On 2012-Nov-19 14:38:30 -0700, Mark Shellenbaum <mark.shellenb...@oracle.com> 
wrote:
>On 11/19/12 1:14 PM, Jim Klimov wrote:
>> On 2012-11-19 20:58, Mark Shellenbaum wrote:
>>> There is probably nothing wrong with the snapshots.  This is a bug in
>>> ZFS diff.  The ZPL parent pointer is only guaranteed to be correct for
>>> directory objects.  What you probably have is a file that was hard
>>> linked multiple times and the parent pointer (i.e. directory) was
>>> recycled and is now a file

Ah.  Thank you for that.  I knew about the parent pointer, I wasn't
aware that ZFS didn't manage it "correctly".

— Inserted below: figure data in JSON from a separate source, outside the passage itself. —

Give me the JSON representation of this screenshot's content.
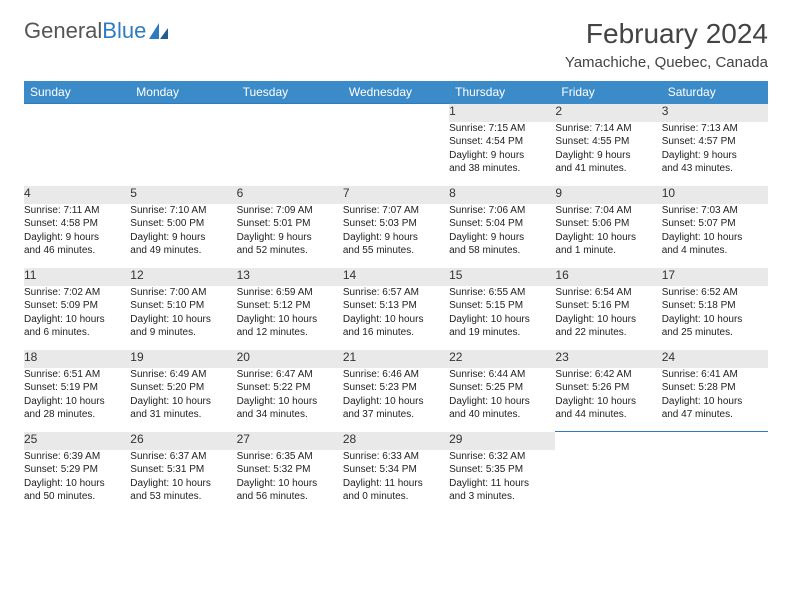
{
  "logo": {
    "text_gray": "General",
    "text_blue": "Blue"
  },
  "title": "February 2024",
  "location": "Yamachiche, Quebec, Canada",
  "colors": {
    "header_bg": "#3b8bc8",
    "header_text": "#ffffff",
    "day_bg": "#e9e9e9",
    "rule": "#2f7bbf",
    "text": "#333333"
  },
  "typography": {
    "title_fontsize": 28,
    "location_fontsize": 15,
    "dayheader_fontsize": 12,
    "body_fontsize": 10
  },
  "day_headers": [
    "Sunday",
    "Monday",
    "Tuesday",
    "Wednesday",
    "Thursday",
    "Friday",
    "Saturday"
  ],
  "weeks": [
    [
      null,
      null,
      null,
      null,
      {
        "n": "1",
        "sr": "Sunrise: 7:15 AM",
        "ss": "Sunset: 4:54 PM",
        "d1": "Daylight: 9 hours",
        "d2": "and 38 minutes."
      },
      {
        "n": "2",
        "sr": "Sunrise: 7:14 AM",
        "ss": "Sunset: 4:55 PM",
        "d1": "Daylight: 9 hours",
        "d2": "and 41 minutes."
      },
      {
        "n": "3",
        "sr": "Sunrise: 7:13 AM",
        "ss": "Sunset: 4:57 PM",
        "d1": "Daylight: 9 hours",
        "d2": "and 43 minutes."
      }
    ],
    [
      {
        "n": "4",
        "sr": "Sunrise: 7:11 AM",
        "ss": "Sunset: 4:58 PM",
        "d1": "Daylight: 9 hours",
        "d2": "and 46 minutes."
      },
      {
        "n": "5",
        "sr": "Sunrise: 7:10 AM",
        "ss": "Sunset: 5:00 PM",
        "d1": "Daylight: 9 hours",
        "d2": "and 49 minutes."
      },
      {
        "n": "6",
        "sr": "Sunrise: 7:09 AM",
        "ss": "Sunset: 5:01 PM",
        "d1": "Daylight: 9 hours",
        "d2": "and 52 minutes."
      },
      {
        "n": "7",
        "sr": "Sunrise: 7:07 AM",
        "ss": "Sunset: 5:03 PM",
        "d1": "Daylight: 9 hours",
        "d2": "and 55 minutes."
      },
      {
        "n": "8",
        "sr": "Sunrise: 7:06 AM",
        "ss": "Sunset: 5:04 PM",
        "d1": "Daylight: 9 hours",
        "d2": "and 58 minutes."
      },
      {
        "n": "9",
        "sr": "Sunrise: 7:04 AM",
        "ss": "Sunset: 5:06 PM",
        "d1": "Daylight: 10 hours",
        "d2": "and 1 minute."
      },
      {
        "n": "10",
        "sr": "Sunrise: 7:03 AM",
        "ss": "Sunset: 5:07 PM",
        "d1": "Daylight: 10 hours",
        "d2": "and 4 minutes."
      }
    ],
    [
      {
        "n": "11",
        "sr": "Sunrise: 7:02 AM",
        "ss": "Sunset: 5:09 PM",
        "d1": "Daylight: 10 hours",
        "d2": "and 6 minutes."
      },
      {
        "n": "12",
        "sr": "Sunrise: 7:00 AM",
        "ss": "Sunset: 5:10 PM",
        "d1": "Daylight: 10 hours",
        "d2": "and 9 minutes."
      },
      {
        "n": "13",
        "sr": "Sunrise: 6:59 AM",
        "ss": "Sunset: 5:12 PM",
        "d1": "Daylight: 10 hours",
        "d2": "and 12 minutes."
      },
      {
        "n": "14",
        "sr": "Sunrise: 6:57 AM",
        "ss": "Sunset: 5:13 PM",
        "d1": "Daylight: 10 hours",
        "d2": "and 16 minutes."
      },
      {
        "n": "15",
        "sr": "Sunrise: 6:55 AM",
        "ss": "Sunset: 5:15 PM",
        "d1": "Daylight: 10 hours",
        "d2": "and 19 minutes."
      },
      {
        "n": "16",
        "sr": "Sunrise: 6:54 AM",
        "ss": "Sunset: 5:16 PM",
        "d1": "Daylight: 10 hours",
        "d2": "and 22 minutes."
      },
      {
        "n": "17",
        "sr": "Sunrise: 6:52 AM",
        "ss": "Sunset: 5:18 PM",
        "d1": "Daylight: 10 hours",
        "d2": "and 25 minutes."
      }
    ],
    [
      {
        "n": "18",
        "sr": "Sunrise: 6:51 AM",
        "ss": "Sunset: 5:19 PM",
        "d1": "Daylight: 10 hours",
        "d2": "and 28 minutes."
      },
      {
        "n": "19",
        "sr": "Sunrise: 6:49 AM",
        "ss": "Sunset: 5:20 PM",
        "d1": "Daylight: 10 hours",
        "d2": "and 31 minutes."
      },
      {
        "n": "20",
        "sr": "Sunrise: 6:47 AM",
        "ss": "Sunset: 5:22 PM",
        "d1": "Daylight: 10 hours",
        "d2": "and 34 minutes."
      },
      {
        "n": "21",
        "sr": "Sunrise: 6:46 AM",
        "ss": "Sunset: 5:23 PM",
        "d1": "Daylight: 10 hours",
        "d2": "and 37 minutes."
      },
      {
        "n": "22",
        "sr": "Sunrise: 6:44 AM",
        "ss": "Sunset: 5:25 PM",
        "d1": "Daylight: 10 hours",
        "d2": "and 40 minutes."
      },
      {
        "n": "23",
        "sr": "Sunrise: 6:42 AM",
        "ss": "Sunset: 5:26 PM",
        "d1": "Daylight: 10 hours",
        "d2": "and 44 minutes."
      },
      {
        "n": "24",
        "sr": "Sunrise: 6:41 AM",
        "ss": "Sunset: 5:28 PM",
        "d1": "Daylight: 10 hours",
        "d2": "and 47 minutes."
      }
    ],
    [
      {
        "n": "25",
        "sr": "Sunrise: 6:39 AM",
        "ss": "Sunset: 5:29 PM",
        "d1": "Daylight: 10 hours",
        "d2": "and 50 minutes."
      },
      {
        "n": "26",
        "sr": "Sunrise: 6:37 AM",
        "ss": "Sunset: 5:31 PM",
        "d1": "Daylight: 10 hours",
        "d2": "and 53 minutes."
      },
      {
        "n": "27",
        "sr": "Sunrise: 6:35 AM",
        "ss": "Sunset: 5:32 PM",
        "d1": "Daylight: 10 hours",
        "d2": "and 56 minutes."
      },
      {
        "n": "28",
        "sr": "Sunrise: 6:33 AM",
        "ss": "Sunset: 5:34 PM",
        "d1": "Daylight: 11 hours",
        "d2": "and 0 minutes."
      },
      {
        "n": "29",
        "sr": "Sunrise: 6:32 AM",
        "ss": "Sunset: 5:35 PM",
        "d1": "Daylight: 11 hours",
        "d2": "and 3 minutes."
      },
      null,
      null
    ]
  ]
}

>The parent pointer for hard linked files is always set to the last link 
>to be created.
>
>$ mkdir dir.1
>$ mkdir dir.2
>$ touch dir.1/a
>$ ln dir.1/a dir.2/a.linked
>$ rm -rf dir.2
>
>Now the parent pointer for "a" will reference a removed directory.

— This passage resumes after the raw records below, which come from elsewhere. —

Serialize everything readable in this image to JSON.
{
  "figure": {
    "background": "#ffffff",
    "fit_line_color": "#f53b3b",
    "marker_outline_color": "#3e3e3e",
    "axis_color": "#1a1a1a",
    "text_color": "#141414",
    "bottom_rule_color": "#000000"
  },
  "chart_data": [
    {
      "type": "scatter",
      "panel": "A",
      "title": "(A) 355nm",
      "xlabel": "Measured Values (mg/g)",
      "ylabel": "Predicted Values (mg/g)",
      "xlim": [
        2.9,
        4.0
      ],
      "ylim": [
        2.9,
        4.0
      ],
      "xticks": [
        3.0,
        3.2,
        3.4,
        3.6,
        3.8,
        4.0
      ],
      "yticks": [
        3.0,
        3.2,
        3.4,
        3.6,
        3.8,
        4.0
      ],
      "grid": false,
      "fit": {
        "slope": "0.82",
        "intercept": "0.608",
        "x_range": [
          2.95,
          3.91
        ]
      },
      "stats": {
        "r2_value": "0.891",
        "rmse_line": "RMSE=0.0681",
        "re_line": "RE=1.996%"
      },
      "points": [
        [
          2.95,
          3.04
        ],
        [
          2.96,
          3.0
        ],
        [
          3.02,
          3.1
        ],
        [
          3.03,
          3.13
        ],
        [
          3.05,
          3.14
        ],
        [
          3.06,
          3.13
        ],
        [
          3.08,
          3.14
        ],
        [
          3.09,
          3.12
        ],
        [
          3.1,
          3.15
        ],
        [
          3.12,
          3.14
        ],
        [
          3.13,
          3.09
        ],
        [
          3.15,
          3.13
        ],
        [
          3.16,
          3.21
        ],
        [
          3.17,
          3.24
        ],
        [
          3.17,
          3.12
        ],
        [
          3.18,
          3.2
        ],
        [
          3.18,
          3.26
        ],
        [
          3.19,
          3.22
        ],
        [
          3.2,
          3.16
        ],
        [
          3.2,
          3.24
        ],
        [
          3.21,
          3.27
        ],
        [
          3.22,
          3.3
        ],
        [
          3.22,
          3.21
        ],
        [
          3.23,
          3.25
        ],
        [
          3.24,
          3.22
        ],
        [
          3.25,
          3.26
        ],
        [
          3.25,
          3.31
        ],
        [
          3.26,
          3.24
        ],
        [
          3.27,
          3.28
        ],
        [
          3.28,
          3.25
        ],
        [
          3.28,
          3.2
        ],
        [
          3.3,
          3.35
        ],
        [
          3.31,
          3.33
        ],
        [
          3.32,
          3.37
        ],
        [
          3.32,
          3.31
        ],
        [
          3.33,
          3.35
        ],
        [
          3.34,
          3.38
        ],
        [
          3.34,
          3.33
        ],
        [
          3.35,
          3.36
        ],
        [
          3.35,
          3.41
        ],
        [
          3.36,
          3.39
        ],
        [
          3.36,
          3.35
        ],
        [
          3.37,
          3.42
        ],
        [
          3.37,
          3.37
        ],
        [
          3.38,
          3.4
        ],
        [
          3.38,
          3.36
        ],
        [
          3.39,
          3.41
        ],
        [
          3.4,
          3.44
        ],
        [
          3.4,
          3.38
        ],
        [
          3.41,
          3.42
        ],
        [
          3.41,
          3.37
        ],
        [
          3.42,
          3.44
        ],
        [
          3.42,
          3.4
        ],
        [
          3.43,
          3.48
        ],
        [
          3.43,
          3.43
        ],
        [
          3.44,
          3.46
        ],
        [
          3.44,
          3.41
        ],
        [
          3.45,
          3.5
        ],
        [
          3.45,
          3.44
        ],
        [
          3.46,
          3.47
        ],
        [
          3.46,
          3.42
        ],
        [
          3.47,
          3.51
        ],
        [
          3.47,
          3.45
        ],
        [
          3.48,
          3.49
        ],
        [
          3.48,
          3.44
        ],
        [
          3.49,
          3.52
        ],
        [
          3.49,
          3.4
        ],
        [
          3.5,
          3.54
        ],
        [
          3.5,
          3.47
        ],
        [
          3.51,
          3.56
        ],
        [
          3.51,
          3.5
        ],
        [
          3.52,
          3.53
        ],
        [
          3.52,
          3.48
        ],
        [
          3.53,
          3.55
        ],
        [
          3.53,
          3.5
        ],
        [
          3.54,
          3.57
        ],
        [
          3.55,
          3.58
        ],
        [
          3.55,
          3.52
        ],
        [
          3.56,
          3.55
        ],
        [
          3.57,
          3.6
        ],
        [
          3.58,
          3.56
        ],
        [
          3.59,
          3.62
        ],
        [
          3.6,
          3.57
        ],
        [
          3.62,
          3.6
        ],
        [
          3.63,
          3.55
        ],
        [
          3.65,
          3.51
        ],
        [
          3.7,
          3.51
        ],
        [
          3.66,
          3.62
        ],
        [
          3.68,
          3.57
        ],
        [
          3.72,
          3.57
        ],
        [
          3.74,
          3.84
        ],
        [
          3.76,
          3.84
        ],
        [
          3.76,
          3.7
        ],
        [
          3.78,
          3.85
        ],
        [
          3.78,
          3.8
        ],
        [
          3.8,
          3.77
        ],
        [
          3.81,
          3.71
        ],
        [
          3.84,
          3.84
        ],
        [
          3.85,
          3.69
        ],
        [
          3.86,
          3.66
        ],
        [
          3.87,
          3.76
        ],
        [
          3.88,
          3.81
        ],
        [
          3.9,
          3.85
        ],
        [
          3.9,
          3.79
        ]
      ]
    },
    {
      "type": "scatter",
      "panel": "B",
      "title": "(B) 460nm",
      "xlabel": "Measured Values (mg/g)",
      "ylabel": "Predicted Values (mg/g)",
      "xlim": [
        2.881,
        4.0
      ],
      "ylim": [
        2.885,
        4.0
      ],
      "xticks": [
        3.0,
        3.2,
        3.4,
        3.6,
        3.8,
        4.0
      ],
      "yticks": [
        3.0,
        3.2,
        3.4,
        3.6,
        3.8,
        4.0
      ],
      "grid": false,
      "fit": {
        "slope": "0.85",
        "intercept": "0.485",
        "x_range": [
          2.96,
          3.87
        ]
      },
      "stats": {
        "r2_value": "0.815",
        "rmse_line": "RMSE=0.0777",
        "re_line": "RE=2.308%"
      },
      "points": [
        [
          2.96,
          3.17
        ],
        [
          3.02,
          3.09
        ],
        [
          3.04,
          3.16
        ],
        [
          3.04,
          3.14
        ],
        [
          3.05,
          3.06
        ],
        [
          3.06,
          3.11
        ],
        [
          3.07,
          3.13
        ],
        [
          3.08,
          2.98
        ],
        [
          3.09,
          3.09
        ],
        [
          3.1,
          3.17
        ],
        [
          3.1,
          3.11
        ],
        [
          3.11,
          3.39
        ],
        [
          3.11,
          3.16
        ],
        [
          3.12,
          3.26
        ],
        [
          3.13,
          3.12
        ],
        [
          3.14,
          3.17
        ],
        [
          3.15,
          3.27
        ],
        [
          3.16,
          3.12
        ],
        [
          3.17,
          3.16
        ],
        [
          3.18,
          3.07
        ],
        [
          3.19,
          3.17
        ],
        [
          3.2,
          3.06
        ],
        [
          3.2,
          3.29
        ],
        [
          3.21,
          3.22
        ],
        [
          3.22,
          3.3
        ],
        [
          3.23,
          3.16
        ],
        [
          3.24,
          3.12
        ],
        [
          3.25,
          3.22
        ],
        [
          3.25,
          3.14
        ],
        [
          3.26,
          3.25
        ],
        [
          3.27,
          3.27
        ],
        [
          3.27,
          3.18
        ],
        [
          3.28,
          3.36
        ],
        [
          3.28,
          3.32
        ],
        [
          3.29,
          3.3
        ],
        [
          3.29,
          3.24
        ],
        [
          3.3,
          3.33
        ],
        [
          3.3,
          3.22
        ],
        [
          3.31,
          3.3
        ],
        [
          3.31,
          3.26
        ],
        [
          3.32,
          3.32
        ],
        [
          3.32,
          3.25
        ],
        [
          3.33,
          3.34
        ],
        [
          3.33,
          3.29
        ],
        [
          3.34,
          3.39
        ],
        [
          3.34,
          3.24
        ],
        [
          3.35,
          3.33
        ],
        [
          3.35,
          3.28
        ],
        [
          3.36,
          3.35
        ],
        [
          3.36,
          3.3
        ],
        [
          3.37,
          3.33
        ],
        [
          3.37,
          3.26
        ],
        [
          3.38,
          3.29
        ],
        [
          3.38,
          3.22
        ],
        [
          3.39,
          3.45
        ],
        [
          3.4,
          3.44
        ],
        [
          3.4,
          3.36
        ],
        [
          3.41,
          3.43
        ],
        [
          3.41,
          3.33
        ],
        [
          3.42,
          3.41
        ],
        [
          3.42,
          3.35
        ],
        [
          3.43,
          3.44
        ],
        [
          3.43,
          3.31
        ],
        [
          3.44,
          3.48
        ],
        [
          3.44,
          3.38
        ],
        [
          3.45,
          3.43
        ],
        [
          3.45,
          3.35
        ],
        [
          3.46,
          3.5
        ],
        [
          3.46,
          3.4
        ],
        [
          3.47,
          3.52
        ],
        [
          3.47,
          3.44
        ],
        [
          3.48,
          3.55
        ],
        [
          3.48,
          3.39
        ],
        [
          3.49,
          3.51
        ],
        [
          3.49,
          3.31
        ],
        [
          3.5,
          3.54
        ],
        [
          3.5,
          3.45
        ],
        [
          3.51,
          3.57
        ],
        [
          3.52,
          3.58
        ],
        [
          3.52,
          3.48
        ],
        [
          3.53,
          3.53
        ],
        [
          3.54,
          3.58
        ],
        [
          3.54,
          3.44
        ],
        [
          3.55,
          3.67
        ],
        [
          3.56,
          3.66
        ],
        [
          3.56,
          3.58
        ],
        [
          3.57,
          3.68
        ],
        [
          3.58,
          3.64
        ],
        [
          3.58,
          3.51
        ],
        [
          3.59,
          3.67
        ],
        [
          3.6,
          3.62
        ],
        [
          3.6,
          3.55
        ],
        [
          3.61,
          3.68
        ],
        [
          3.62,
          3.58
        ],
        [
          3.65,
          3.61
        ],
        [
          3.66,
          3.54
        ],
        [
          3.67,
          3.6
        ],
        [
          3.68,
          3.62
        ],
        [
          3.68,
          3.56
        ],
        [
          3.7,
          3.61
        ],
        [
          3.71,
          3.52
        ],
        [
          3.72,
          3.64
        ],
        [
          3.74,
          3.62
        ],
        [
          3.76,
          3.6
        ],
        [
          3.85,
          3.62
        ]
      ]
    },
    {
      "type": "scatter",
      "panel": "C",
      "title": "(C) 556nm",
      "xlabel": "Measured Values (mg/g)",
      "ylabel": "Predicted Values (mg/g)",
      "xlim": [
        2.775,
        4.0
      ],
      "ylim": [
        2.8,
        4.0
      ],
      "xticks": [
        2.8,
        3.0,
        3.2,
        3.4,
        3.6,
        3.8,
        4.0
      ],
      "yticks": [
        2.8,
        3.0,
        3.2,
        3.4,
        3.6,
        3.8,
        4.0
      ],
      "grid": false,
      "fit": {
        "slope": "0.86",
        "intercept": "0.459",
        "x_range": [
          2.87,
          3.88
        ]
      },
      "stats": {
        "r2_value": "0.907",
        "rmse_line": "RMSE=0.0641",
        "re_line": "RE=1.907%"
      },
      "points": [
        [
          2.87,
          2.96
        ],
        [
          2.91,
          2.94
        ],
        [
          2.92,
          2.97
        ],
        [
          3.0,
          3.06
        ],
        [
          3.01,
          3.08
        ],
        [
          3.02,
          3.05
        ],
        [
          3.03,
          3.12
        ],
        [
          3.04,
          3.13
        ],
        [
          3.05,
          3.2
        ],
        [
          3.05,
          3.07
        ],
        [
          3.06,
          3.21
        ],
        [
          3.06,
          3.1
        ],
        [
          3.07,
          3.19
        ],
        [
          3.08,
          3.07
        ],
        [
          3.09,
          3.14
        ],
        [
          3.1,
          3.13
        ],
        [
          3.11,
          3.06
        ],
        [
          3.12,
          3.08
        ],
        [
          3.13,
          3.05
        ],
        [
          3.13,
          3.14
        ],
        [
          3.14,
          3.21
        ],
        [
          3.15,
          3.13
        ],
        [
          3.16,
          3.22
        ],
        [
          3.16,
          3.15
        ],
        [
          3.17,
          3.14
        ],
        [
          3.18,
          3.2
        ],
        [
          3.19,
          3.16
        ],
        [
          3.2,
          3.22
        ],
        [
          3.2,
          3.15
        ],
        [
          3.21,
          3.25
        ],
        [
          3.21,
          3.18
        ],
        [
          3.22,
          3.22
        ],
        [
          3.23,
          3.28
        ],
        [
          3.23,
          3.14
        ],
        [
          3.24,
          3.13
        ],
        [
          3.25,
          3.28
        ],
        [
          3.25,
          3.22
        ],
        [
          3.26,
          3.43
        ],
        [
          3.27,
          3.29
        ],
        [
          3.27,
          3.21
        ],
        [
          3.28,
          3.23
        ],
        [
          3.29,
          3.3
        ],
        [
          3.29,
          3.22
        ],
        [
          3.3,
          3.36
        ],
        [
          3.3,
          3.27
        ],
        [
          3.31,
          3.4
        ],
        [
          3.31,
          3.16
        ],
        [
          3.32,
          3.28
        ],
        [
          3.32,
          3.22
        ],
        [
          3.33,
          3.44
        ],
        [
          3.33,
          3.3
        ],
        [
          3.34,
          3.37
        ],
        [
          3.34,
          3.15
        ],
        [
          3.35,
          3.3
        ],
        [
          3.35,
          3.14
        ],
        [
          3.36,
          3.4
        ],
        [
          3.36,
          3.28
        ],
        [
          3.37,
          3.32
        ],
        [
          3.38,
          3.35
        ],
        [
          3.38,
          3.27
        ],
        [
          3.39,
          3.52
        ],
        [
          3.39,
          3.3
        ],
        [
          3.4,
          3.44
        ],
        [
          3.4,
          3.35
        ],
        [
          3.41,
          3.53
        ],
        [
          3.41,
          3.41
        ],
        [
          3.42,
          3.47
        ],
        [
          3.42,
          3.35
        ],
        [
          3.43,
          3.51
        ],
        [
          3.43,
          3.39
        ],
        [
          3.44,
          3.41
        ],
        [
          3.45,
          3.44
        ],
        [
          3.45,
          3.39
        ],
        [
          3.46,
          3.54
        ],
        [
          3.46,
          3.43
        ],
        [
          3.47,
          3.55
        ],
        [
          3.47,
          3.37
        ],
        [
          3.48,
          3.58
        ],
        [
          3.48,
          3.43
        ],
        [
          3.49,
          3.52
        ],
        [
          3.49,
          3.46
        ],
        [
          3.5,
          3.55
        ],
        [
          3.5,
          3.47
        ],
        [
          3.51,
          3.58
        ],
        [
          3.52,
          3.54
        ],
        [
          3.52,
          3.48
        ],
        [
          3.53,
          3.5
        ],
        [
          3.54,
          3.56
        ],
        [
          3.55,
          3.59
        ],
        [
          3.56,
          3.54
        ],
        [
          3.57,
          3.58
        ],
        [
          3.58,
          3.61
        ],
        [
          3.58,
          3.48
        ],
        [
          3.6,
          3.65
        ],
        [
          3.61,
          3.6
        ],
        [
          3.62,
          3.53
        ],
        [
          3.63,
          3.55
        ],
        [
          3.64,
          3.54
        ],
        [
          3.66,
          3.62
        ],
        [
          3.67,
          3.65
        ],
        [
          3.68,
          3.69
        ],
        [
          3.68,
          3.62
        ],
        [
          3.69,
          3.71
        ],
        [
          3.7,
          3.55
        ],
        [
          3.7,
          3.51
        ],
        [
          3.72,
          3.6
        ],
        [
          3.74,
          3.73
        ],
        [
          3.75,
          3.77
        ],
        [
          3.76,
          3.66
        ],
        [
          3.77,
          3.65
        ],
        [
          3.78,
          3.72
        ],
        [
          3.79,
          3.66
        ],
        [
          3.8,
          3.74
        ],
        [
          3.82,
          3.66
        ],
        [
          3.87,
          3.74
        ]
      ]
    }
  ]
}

I've done some experimenting and confirmod this behaviour.  I gather
zdb bypasses ARC because the change of parent pointer after the ln(1)
only becames visible after a sync.

>The ZPL never uses the parent pointer internally.  It is only used by 
>zfs diff and other utility code to translate object numbers to full 
>pathnames.  The ZPL has always set the parent pointer, but it is more 
>for debugging purposes.

I didn't realise that.  I agree that the above scenario can't be
tracked with a single parent pointer but I assumed that ZFS reset the
parent to "unknown" rather than leaving it as a pointer to a random
no-longer-valid object.

This probably needs to be documented as a caveat on "zfs diff" -
especially since it can cause hangs and panics with older kernel code.